Durant des années, la famille vit dans la précarité. «Mon père était agent de sécurité et ma mère touchait le Revenu de solidarité active», raconte Sophia Hocini. «Ce n’était pas facile d’élever les neuf enfants que nous étions. Nous avons grandi dans une cité. À l’adolescence, j’ai constaté que le seul centre social de la cité avait fermé; cela a déclenché en moi une envie de défendre les miens et de m’engager pour les quartiers populaires, en commençant par le monde associatif», indique-t-elle
Militante engagée
Sophia Hocini rejoint plusieurs mouvements associatifs comme l’Association de la fondation étudiante pour la ville (Afev) ou encore La Zone d’expression prioritaire (ZEP), média associatif et participatif qui propose un accompagnement à l’expression des jeunes de 15 à 25 ans, issus des quartiers populaires, par des journalistes professionnels. La candidate de la GRS, qui a passé de longues années à militer et à être au cœur des projets associatifs, est devenue experte en organisation.

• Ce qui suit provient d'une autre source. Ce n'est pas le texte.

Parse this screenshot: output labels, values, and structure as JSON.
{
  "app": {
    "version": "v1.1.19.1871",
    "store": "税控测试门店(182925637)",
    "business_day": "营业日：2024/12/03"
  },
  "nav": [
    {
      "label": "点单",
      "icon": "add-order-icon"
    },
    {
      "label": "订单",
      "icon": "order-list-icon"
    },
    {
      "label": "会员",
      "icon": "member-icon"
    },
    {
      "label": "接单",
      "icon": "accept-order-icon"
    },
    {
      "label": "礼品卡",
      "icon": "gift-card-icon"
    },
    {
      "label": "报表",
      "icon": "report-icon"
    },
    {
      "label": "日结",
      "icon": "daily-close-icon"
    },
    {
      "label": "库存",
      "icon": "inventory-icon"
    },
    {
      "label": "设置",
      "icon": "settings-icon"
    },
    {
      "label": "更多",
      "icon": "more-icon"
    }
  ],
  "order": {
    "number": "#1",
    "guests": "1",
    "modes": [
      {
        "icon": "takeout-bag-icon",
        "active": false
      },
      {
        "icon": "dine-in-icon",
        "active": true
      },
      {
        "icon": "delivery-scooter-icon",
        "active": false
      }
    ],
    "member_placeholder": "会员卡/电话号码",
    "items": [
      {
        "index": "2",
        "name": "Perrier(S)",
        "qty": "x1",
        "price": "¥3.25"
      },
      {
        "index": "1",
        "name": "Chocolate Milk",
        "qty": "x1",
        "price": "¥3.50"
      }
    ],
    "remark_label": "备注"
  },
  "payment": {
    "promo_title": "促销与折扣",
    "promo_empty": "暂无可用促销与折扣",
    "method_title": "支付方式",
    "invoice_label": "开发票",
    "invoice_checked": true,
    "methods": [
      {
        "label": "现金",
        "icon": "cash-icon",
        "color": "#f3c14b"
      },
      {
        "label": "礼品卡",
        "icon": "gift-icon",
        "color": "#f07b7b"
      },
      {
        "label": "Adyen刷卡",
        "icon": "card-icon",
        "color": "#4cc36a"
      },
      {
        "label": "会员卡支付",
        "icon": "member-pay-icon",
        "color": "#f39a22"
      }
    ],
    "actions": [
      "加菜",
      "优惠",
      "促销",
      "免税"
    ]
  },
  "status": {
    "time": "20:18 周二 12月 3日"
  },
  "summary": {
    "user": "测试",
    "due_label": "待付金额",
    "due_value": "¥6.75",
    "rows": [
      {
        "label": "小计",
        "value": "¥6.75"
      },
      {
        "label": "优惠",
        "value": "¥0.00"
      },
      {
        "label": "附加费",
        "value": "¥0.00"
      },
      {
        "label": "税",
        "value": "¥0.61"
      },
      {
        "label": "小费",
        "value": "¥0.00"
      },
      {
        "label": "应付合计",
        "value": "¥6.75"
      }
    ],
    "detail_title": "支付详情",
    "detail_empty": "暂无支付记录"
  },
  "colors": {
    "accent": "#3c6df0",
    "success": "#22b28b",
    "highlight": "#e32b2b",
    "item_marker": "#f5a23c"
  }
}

«J’ai pris la plume à deux occasions. Une Française de fabrication est un livre qui retrace mon parcours d’immigrée depuis mon arrivée en France. Mon objectif était d’apporter un témoignage de ce que pouvait être une vie d’exilée», précise-t-elle.
En 2020, Sophia Hocini récidive avec la publication d’un deuxième ouvrage pour alerter l’opinion publique sur la santé mentale. Dans ce livre, elle plaide pour davantage de moyens pour la santé publique en général, et plus particulièrement pour la prise en charge de la santé mentale et de l’anxiété, un trouble très répandu chez les jeunes.